Many U.S. Naval Academy midshipmen are unable to discuss their commissions following their time at the Annapolis, Md., institution because national security concerns preclude them from disclosing the details of their military service.
Mt. Lebanon native Molly Mangan is hoping her time spent on the service academy’s women’s track and field team leaves plenty to talk about before her military career begins.
“I want my name on every record there is,” the senior Navy sprinter said. “Every sprint record, I want that. This season I’m going for everything. I’m going for every [personal record].
“I want to be the best there ever was at Navy,” she added. “I want them to talk about Molly Mangan for the next couple of decades.”
She’s well on her way.
Mangan began her final indoor track and field season at Navy by taking second place in the 400-meter event at the Navy Invitational with a time of 54.83 seconds. The time was the third fastest in Navy history, just .05 of a second off the school record, and was the second-fastest time in Division I track this season.
“Her goals are what her goals are, and we want to support them,” said Jamie Cook, Navy director of track and field, of Mangan, who was named Patriot League Women’s Track Athlete of the Week on Dec. 6 for her start to the season. “For her to go down as the greatest track and field athlete at the Naval Academy on the women’s side is realistic.”
Navy’s record books already feature plenty of entries for Mangan. She runs the 60-, 200- and 400-meter events, in addition to serving as the anchor of the 1,600 relay team, for indoor competitions. During the outdoor season, Mangan runs the 100-, 200- and 400-meter events, and is on the 400 and 1,600 relay teams.
Mangan, a 2019 Mt. Lebanon graduate, owns the 200-meter Navy outdoor record and is part of the 400- and 1,600-meter outdoor record-holding teams.
“I consider myself to be a 200-meter specialist,” she said. “I’ve at least, compared to others, I’ve always had a better 200. In terms of ranking regionally, or just in the Patriot League, I’ve always been a pretty strong 200-meter runner.”
For outdoor events, Mangan holds Navy’s second- and third-place all-time records in the 100 and 400 meters.
In indoor events, Mangan is third on the all-time Navy list in the 60 meters, holds the second- and third-fastest times in the 200 meters and third in the 400 meters. She is also a member of the Navy record-holding 1,600-meter relay team.
Despite Mangan’s love of the 200-meter sprint, Cook said the 400 might just be her best event as exemplified by her strong showing at the Navy Invitational in December.
“Ultimately, it’s a combination of what’s best for her and what’s best for the team,” Cook said. “She’s usually competing in a lot of different events so it’s hard for her to maximize her best in any one event.”
But that’s no problem for Mangan. Any student-athlete at Navy is up to that challenge, she said.
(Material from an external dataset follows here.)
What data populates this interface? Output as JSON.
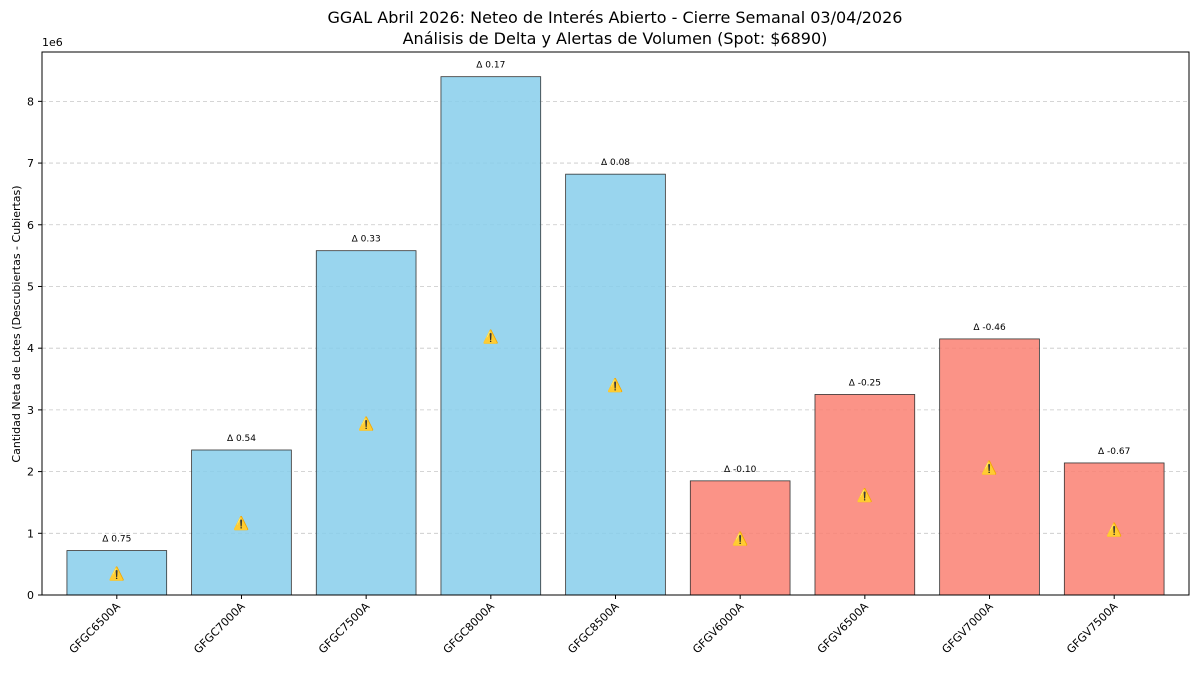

“I guess the advantage for us is that everybody is pretty darn dedicated and willing to juggle multiple aspects of their lives,” Mangan said. “The kind of person that comes to the Naval Academy is willing to deal with kind of 1,000 things at once and is willing to deal with high-stress scenarios.
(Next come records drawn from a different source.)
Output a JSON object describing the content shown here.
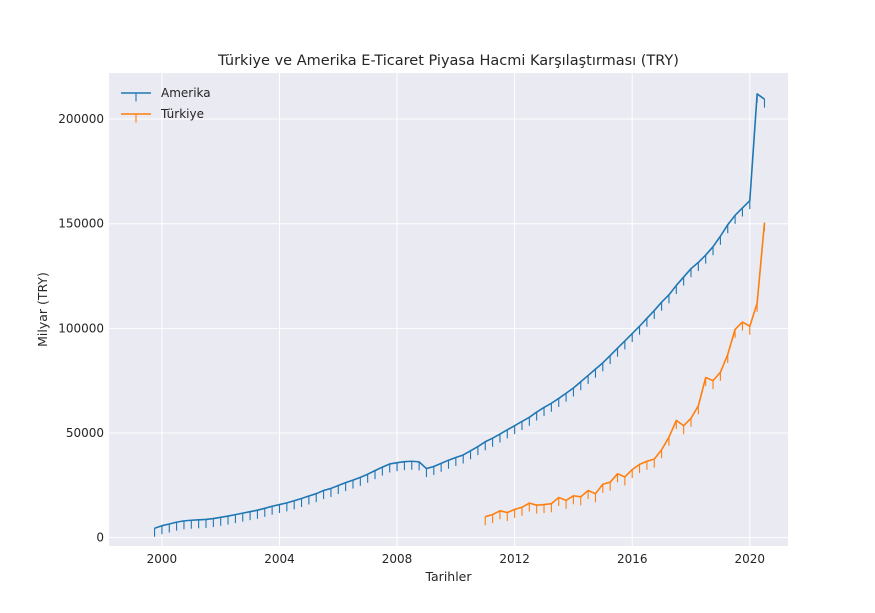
{
  "chart_data": {
    "type": "line",
    "title": "Türkiye ve Amerika E-Ticaret Piyasa Hacmi Karşılaştırması (TRY)",
    "xlabel": "Tarihler",
    "ylabel": "Milyar (TRY)",
    "xlim": [
      1998.2,
      2021.3
    ],
    "ylim": [
      -4000,
      222000
    ],
    "x_ticks": [
      2000,
      2004,
      2008,
      2012,
      2016,
      2020
    ],
    "y_ticks": [
      0,
      50000,
      100000,
      150000,
      200000
    ],
    "x_tick_labels": [
      "2000",
      "2004",
      "2008",
      "2012",
      "2016",
      "2020"
    ],
    "y_tick_labels": [
      "0",
      "50000",
      "100000",
      "150000",
      "200000"
    ],
    "grid": true,
    "legend_position": "top-left",
    "background_color": "#eaeaf2",
    "marker": "tickdown",
    "series": [
      {
        "name": "Amerika",
        "color": "#1f77b4",
        "x": [
          1999.75,
          2000.0,
          2000.25,
          2000.5,
          2000.75,
          2001.0,
          2001.25,
          2001.5,
          2001.75,
          2002.0,
          2002.25,
          2002.5,
          2002.75,
          2003.0,
          2003.25,
          2003.5,
          2003.75,
          2004.0,
          2004.25,
          2004.5,
          2004.75,
          2005.0,
          2005.25,
          2005.5,
          2005.75,
          2006.0,
          2006.25,
          2006.5,
          2006.75,
          2007.0,
          2007.25,
          2007.5,
          2007.75,
          2008.0,
          2008.25,
          2008.5,
          2008.75,
          2009.0,
          2009.25,
          2009.5,
          2009.75,
          2010.0,
          2010.25,
          2010.5,
          2010.75,
          2011.0,
          2011.25,
          2011.5,
          2011.75,
          2012.0,
          2012.25,
          2012.5,
          2012.75,
          2013.0,
          2013.25,
          2013.5,
          2013.75,
          2014.0,
          2014.25,
          2014.5,
          2014.75,
          2015.0,
          2015.25,
          2015.5,
          2015.75,
          2016.0,
          2016.25,
          2016.5,
          2016.75,
          2017.0,
          2017.25,
          2017.5,
          2017.75,
          2018.0,
          2018.25,
          2018.5,
          2018.75,
          2019.0,
          2019.25,
          2019.5,
          2019.75,
          2020.0,
          2020.25,
          2020.5
        ],
        "values": [
          4500,
          5700,
          6500,
          7400,
          8000,
          8300,
          8500,
          8700,
          9100,
          9700,
          10300,
          11000,
          11700,
          12400,
          13100,
          14000,
          15000,
          15800,
          16600,
          17600,
          18700,
          19900,
          21000,
          22500,
          23500,
          24900,
          26300,
          27500,
          28800,
          30300,
          32000,
          33700,
          35200,
          35800,
          36300,
          36500,
          36200,
          33000,
          34000,
          35500,
          37000,
          38300,
          39500,
          41500,
          43500,
          45800,
          47500,
          49500,
          51500,
          53500,
          55500,
          57500,
          60000,
          62200,
          64200,
          66500,
          69000,
          71500,
          74500,
          77500,
          80500,
          83500,
          87000,
          90500,
          94000,
          97500,
          101000,
          104800,
          108500,
          112500,
          116000,
          120500,
          124500,
          128500,
          131500,
          135000,
          139000,
          144000,
          149500,
          154000,
          157500,
          161000,
          212000,
          209500
        ]
      },
      {
        "name": "Türkiye",
        "color": "#ff7f0e",
        "x": [
          2011.0,
          2011.25,
          2011.5,
          2011.75,
          2012.0,
          2012.25,
          2012.5,
          2012.75,
          2013.0,
          2013.25,
          2013.5,
          2013.75,
          2014.0,
          2014.25,
          2014.5,
          2014.75,
          2015.0,
          2015.25,
          2015.5,
          2015.75,
          2016.0,
          2016.25,
          2016.5,
          2016.75,
          2017.0,
          2017.25,
          2017.5,
          2017.75,
          2018.0,
          2018.25,
          2018.5,
          2018.75,
          2019.0,
          2019.25,
          2019.5,
          2019.75,
          2020.0,
          2020.25,
          2020.5
        ],
        "values": [
          10000,
          11000,
          12800,
          12000,
          13500,
          14500,
          16500,
          15500,
          15800,
          16200,
          19200,
          17800,
          20000,
          19500,
          22500,
          21000,
          25500,
          26500,
          30500,
          29000,
          32500,
          35000,
          36500,
          37500,
          42000,
          48000,
          56000,
          53500,
          57000,
          63000,
          76500,
          75000,
          79000,
          87500,
          99500,
          103000,
          101000,
          112000,
          150500
        ]
      }
    ]
  }
}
“You’re willing to be put through a significant amount of pain for an end goal.”
Although it won’t come at the end of the season, there’s one meet that Mangan is circling on her calendar as being capable of providing a sweet end to her indoor career.
Navy will travel to take part in the Army Star Meet in West Point, N.Y., on Feb. 4.
“At Navy, we’re all about beating Army,” Mangan said. “That’s the biggest thing, regardless of anything else, you want to beat Army. Right now, knock on wood, I’m on a five [meet] win streak against Army.”
Cook said he is expecting big things from Mangan and the Navy Midshipmen over the rest of the indoor season.
“Her being a captain of the team is a huge honor, and she’s probably been one of the best captains that we’ve ever had,” Cook said. “I’m just really impressed with her leadership as well as her commitment to the overall team.
“It says a lot about her and how she was raised.”
For Mangan, that may be just as important as her efforts to top the Navy record books.
“I would hope that people would remember me as a caring teammate that also pushed people to do better,” she said. “I’d hope they’d remember me as a pretty solid captain and leader on the team and somebody that goes out there and raises the bar.”